Winning a UN contract is no easy task, especially for a humble Turkish NGO operating out of a nondescript former textile workshop in one of Istanbul’s seemingly endless neighborhoods of bleak apartment blocks and little green space. Last October, the Armenian Master Jeweler owner of GrandBazaarJewelers.com, Nurhan Gumusmakas, and his wife Maureen were actively looking for a charity organization to support. Born in Istanbul, but raised outside of Detroit, Nurhan returned to Istanbul 6 years ago to build a wholesale Turkish jewelry design and manufacturing business in one of the world's premier jewelry markets, the famed Grand Bazaar. Living in Istanbul, it has become increasingly difficult not to witness increasing numbers of Syrian refugees begging on the streets. Most refugees are not given permission to work legally and educating their children in UN-approved Arabic curriculum is cost-prohibitive.
“It’s terrible to see and the first thing I think of is my family. I know that survivors of the massacres and deportations 101 years ago in my family escaped to Istanbul with very little. I believe many people must have helped them to survive and begin thriving again here. The refugees of 2016 need help too. I’ve watched children here sharing a meal of rice on the ground in the center of the city. They aren’t even asking for money, they are asking for bread,” Nurhan pointed out.
Nurhan is referring to the mass atrocities committed between 1915-1917 by Ottoman authorities on the indigenous Armenian population. He is one of only an estimated 60,000 Armenians who still live in what is today the Republic of Turkey.
“To be here, where I walk past my grandfathers’ former shops, my great-grandfather’s church, and magnificent buildings created by my people - is inspiring. We [Armenians] are the best jewelers, renowned builders, and great artists. Knowing what we have suffered as a family, as a community actually drives me to preserve our legacy in these lands and assist others in need,” he continued.
Nurhan began working on a simple, yet effective design - employing both Armenian Christian and Muslim Turkish artisans to make a product in 925 silver to benefit these new refugees. The letter "N", in Arabic writing, has been used by ISIS to announce where Christians live in the areas they have under control. Nurhan stresses the design is meant to symbolize ALL refugees that have been forced to flee their homes for safety. With years of knowledge and experience behind him, Nurhan optimized the design the discs and added symbolism to the piece with a finish which will oxidize differently for each person over time, as if the piece has tears streaming down.
Nurhan and his wife Maureen began to have talks with Small Projects Istanbul. Founded by Karyn Thomas, the mission of Small Projects Istanbul is to provide access to supplemental education that will assist students and families from Syria to succeed in Turkey and beyond, paving the way for better opportunities in the future. In response to the expressed desire of the women that were frequenting their community center and participating in the Turkish and English language classes, the dynamic Co-Director Shannon Kay and Communications Manager Anna Tuson formed a craft co-operative for the women called The Olive Tree Craft Collective. Maureen and the team at Small Projects Istanbul taught the women how to weave the bracelets.

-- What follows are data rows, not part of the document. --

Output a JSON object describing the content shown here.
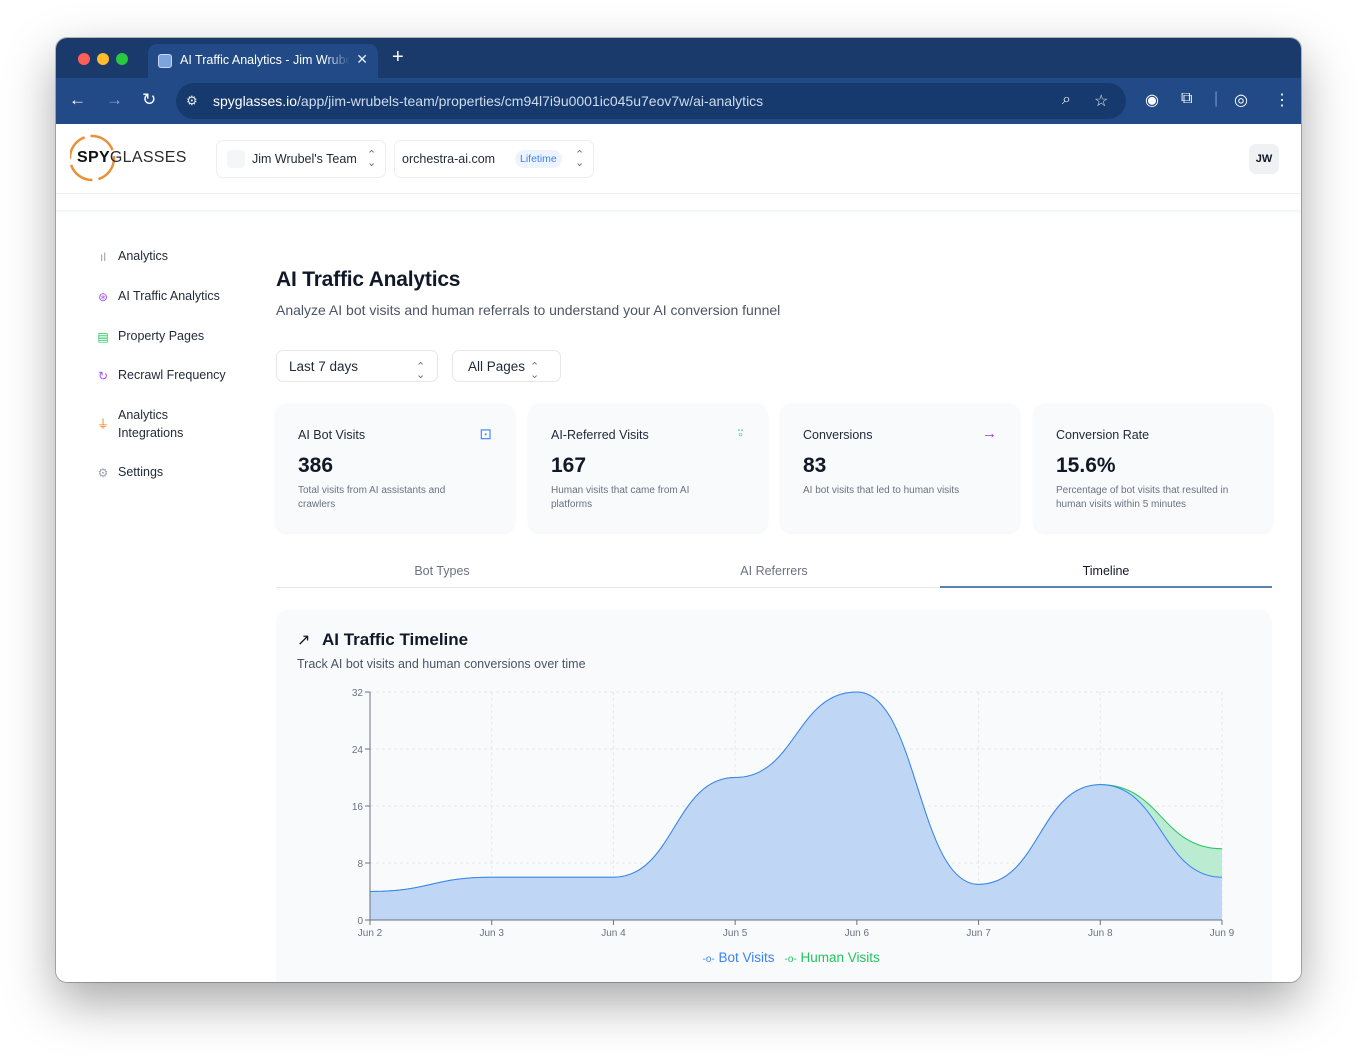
{
  "browser": {
    "tab_title": "AI Traffic Analytics - Jim Wrubel's Team",
    "url_host": "spyglasses.io",
    "url_path": "/app/jim-wrubels-team/properties/cm94l7i9u0001ic045u7eov7w/ai-analytics",
    "icons": [
      "back-icon",
      "forward-icon",
      "reload-icon",
      "site-info-icon",
      "zoom-icon",
      "bookmark-star-icon",
      "extension-icon",
      "puzzle-icon",
      "profile-icon",
      "menu-icon"
    ]
  },
  "header": {
    "logo_bold": "SPY",
    "logo_light": "GLASSES",
    "team": "Jim Wrubel's Team",
    "property": "orchestra-ai.com",
    "plan_badge": "Lifetime",
    "avatar": "JW"
  },
  "sidebar": {
    "items": [
      {
        "label": "Analytics",
        "icon": "bar-chart-icon",
        "color": "#9ca3af"
      },
      {
        "label": "AI Traffic Analytics",
        "icon": "bot-icon",
        "color": "#a855f7"
      },
      {
        "label": "Property Pages",
        "icon": "file-icon",
        "color": "#22c55e"
      },
      {
        "label": "Recrawl Frequency",
        "icon": "refresh-icon",
        "color": "#a855f7"
      },
      {
        "label": "Analytics Integrations",
        "icon": "plug-icon",
        "color": "#f97316"
      },
      {
        "label": "Settings",
        "icon": "gear-icon",
        "color": "#9ca3af"
      }
    ]
  },
  "main": {
    "title": "AI Traffic Analytics",
    "subtitle": "Analyze AI bot visits and human referrals to understand your AI conversion funnel",
    "filters": {
      "range": "Last 7 days",
      "pages": "All Pages"
    },
    "cards": [
      {
        "title": "AI Bot Visits",
        "value": "386",
        "desc": "Total visits from AI assistants and crawlers",
        "icon": "bot-icon",
        "color": "#3b82f6"
      },
      {
        "title": "AI-Referred Visits",
        "value": "167",
        "desc": "Human visits that came from AI platforms",
        "icon": "user-icon",
        "color": "#22c55e"
      },
      {
        "title": "Conversions",
        "value": "83",
        "desc": "AI bot visits that led to human visits",
        "icon": "arrow-right-icon",
        "color": "#9333ea"
      },
      {
        "title": "Conversion Rate",
        "value": "15.6%",
        "desc": "Percentage of bot visits that resulted in human visits within 5 minutes",
        "icon": "",
        "color": ""
      }
    ],
    "tabs": [
      "Bot Types",
      "AI Referrers",
      "Timeline"
    ],
    "active_tab": "Timeline",
    "panel": {
      "title": "AI Traffic Timeline",
      "subtitle": "Track AI bot visits and human conversions over time"
    }
  },
  "chart_data": {
    "type": "area",
    "x": [
      "Jun 2",
      "Jun 3",
      "Jun 4",
      "Jun 5",
      "Jun 6",
      "Jun 7",
      "Jun 8",
      "Jun 9"
    ],
    "yticks": [
      0,
      8,
      16,
      24,
      32
    ],
    "ylim": [
      0,
      32
    ],
    "series": [
      {
        "name": "Bot Visits",
        "values": [
          4,
          6,
          6,
          20,
          32,
          5,
          19,
          6
        ],
        "color": "#3b82f6",
        "fill": "#bfd6f6"
      },
      {
        "name": "Human Visits",
        "values": [
          4,
          6,
          6,
          20,
          32,
          5,
          19,
          10
        ],
        "color": "#22c55e",
        "fill": "#b7ebcf"
      }
    ],
    "legend": "bottom-center",
    "grid": true
  }
}
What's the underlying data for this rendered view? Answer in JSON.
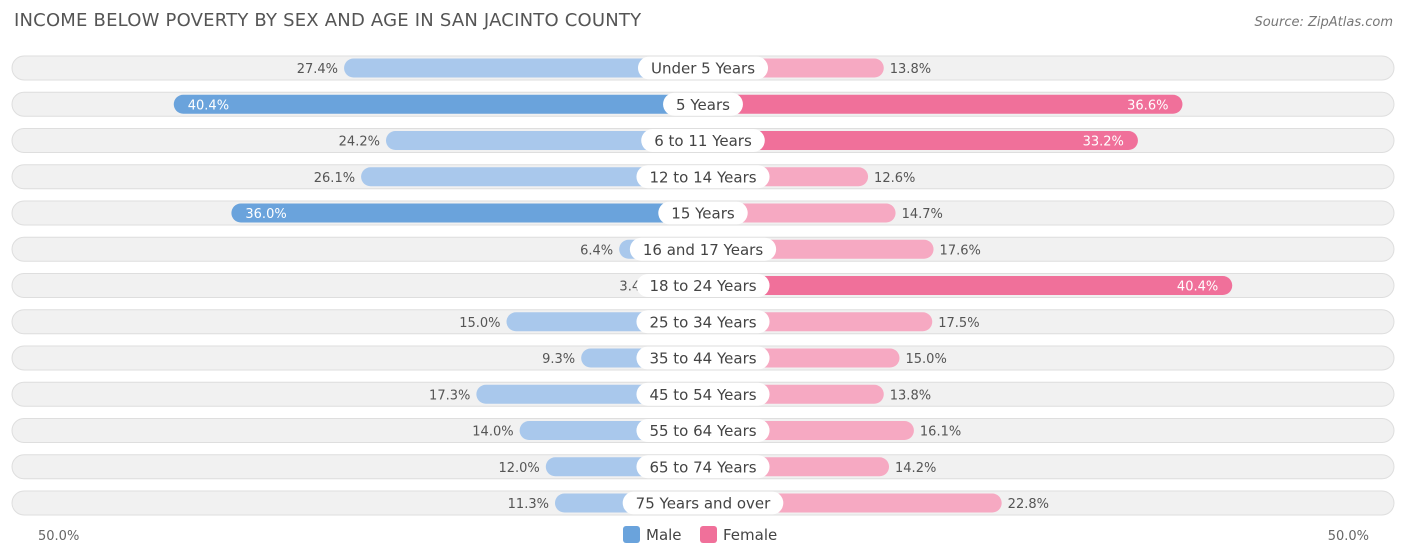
{
  "chart_data": {
    "type": "bar",
    "orientation": "horizontal-diverging",
    "title": "INCOME BELOW POVERTY BY SEX AND AGE IN SAN JACINTO COUNTY",
    "source": "Source: ZipAtlas.com",
    "categories": [
      "Under 5 Years",
      "5 Years",
      "6 to 11 Years",
      "12 to 14 Years",
      "15 Years",
      "16 and 17 Years",
      "18 to 24 Years",
      "25 to 34 Years",
      "35 to 44 Years",
      "45 to 54 Years",
      "55 to 64 Years",
      "65 to 74 Years",
      "75 Years and over"
    ],
    "series": [
      {
        "name": "Male",
        "values": [
          27.4,
          40.4,
          24.2,
          26.1,
          36.0,
          6.4,
          3.4,
          15.0,
          9.3,
          17.3,
          14.0,
          12.0,
          11.3
        ]
      },
      {
        "name": "Female",
        "values": [
          13.8,
          36.6,
          33.2,
          12.6,
          14.7,
          17.6,
          40.4,
          17.5,
          15.0,
          13.8,
          16.1,
          14.2,
          22.8
        ]
      }
    ],
    "value_labels": {
      "male": [
        "27.4%",
        "40.4%",
        "24.2%",
        "26.1%",
        "36.0%",
        "6.4%",
        "3.4%",
        "15.0%",
        "9.3%",
        "17.3%",
        "14.0%",
        "12.0%",
        "11.3%"
      ],
      "female": [
        "13.8%",
        "36.6%",
        "33.2%",
        "12.6%",
        "14.7%",
        "17.6%",
        "40.4%",
        "17.5%",
        "15.0%",
        "13.8%",
        "16.1%",
        "14.2%",
        "22.8%"
      ]
    },
    "xlim": [
      -50,
      50
    ],
    "axis_labels": {
      "left": "50.0%",
      "right": "50.0%"
    },
    "legend": {
      "position": "bottom-center",
      "items": [
        "Male",
        "Female"
      ]
    },
    "colors": {
      "male_strong": "#6aa3dc",
      "male_light": "#a9c8ec",
      "female_strong": "#f0709a",
      "female_light": "#f6a9c2",
      "row_bg": "#f1f1f1",
      "row_border": "#dedede"
    }
  }
}
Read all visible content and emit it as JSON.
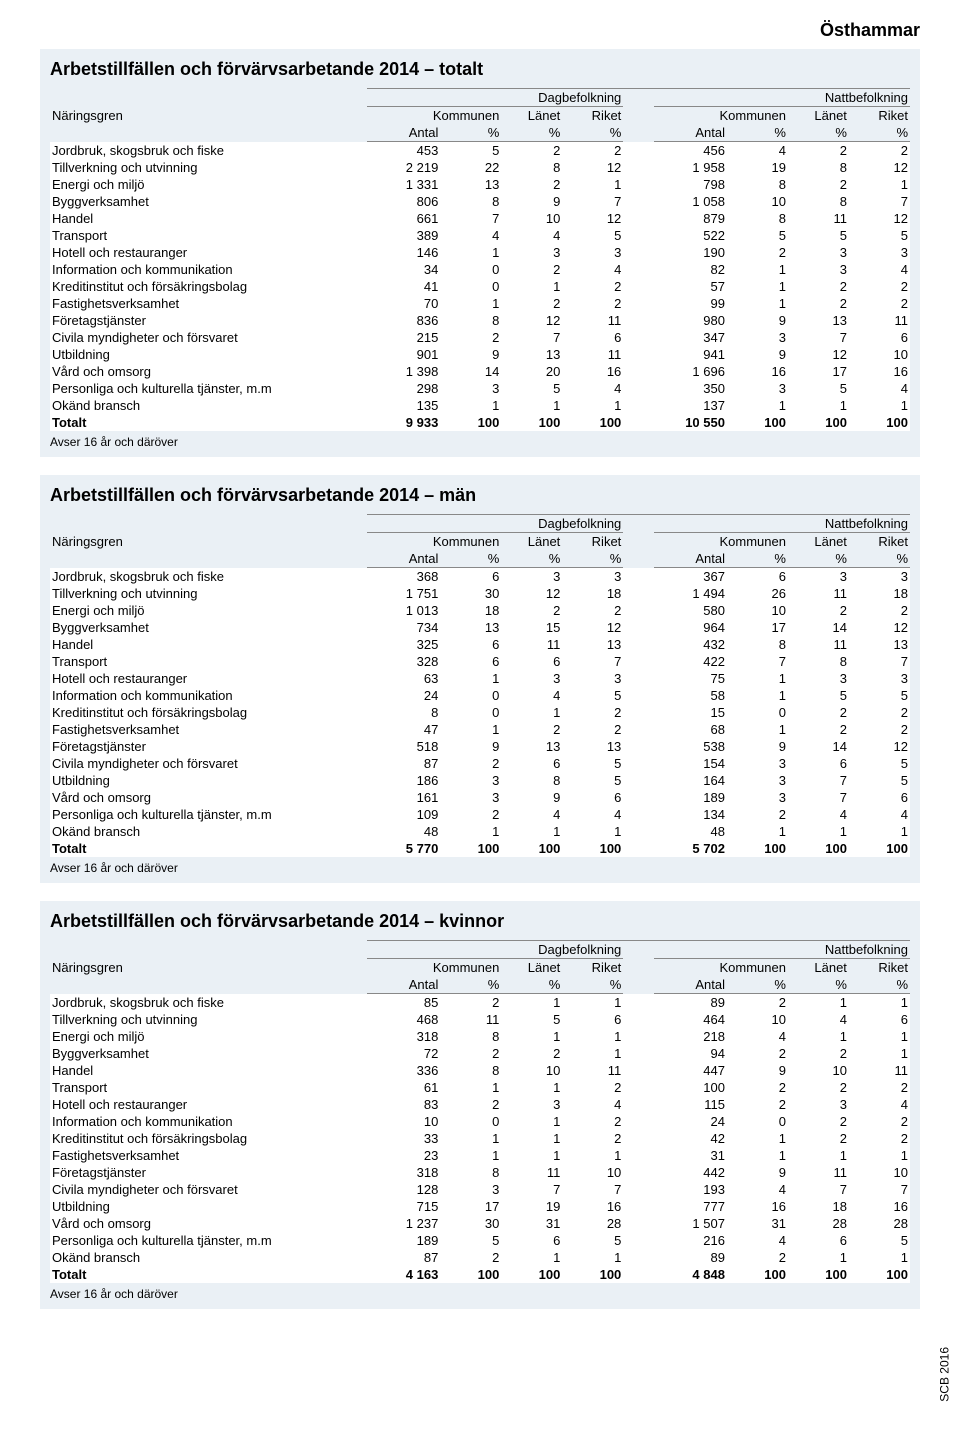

In addition to these silver bracelets, the women began producing rings, earrings, canvas bags, and hats and scarves, many times with the assistance of Nurhan and his staff. Products made by the refugee women are sold through GrandBazaarJewelers.com and select retailers in the US, Australia, and Turkey. Most importantly, the refugee women began to regain a sense of normalcy back into their lives and form a tight community. The team at Small Projects Istanbul and Nurhan and his staff ambitiously decided to bid for a UN contract to produce 8,000 tote bags with only 3 weeks notice. The result? A beautiful bag with 8 touching stories of women in the craft collective and a tag personally signed by the some 70+ others that make up this small, but robust group.
The proceeds from the World Humanitarian Summit tote bag project will provide 80 children with schooling for a year and will cover a month’s rent costs for the women of The Olive Tree Craft Collective at Small Projects Istanbul.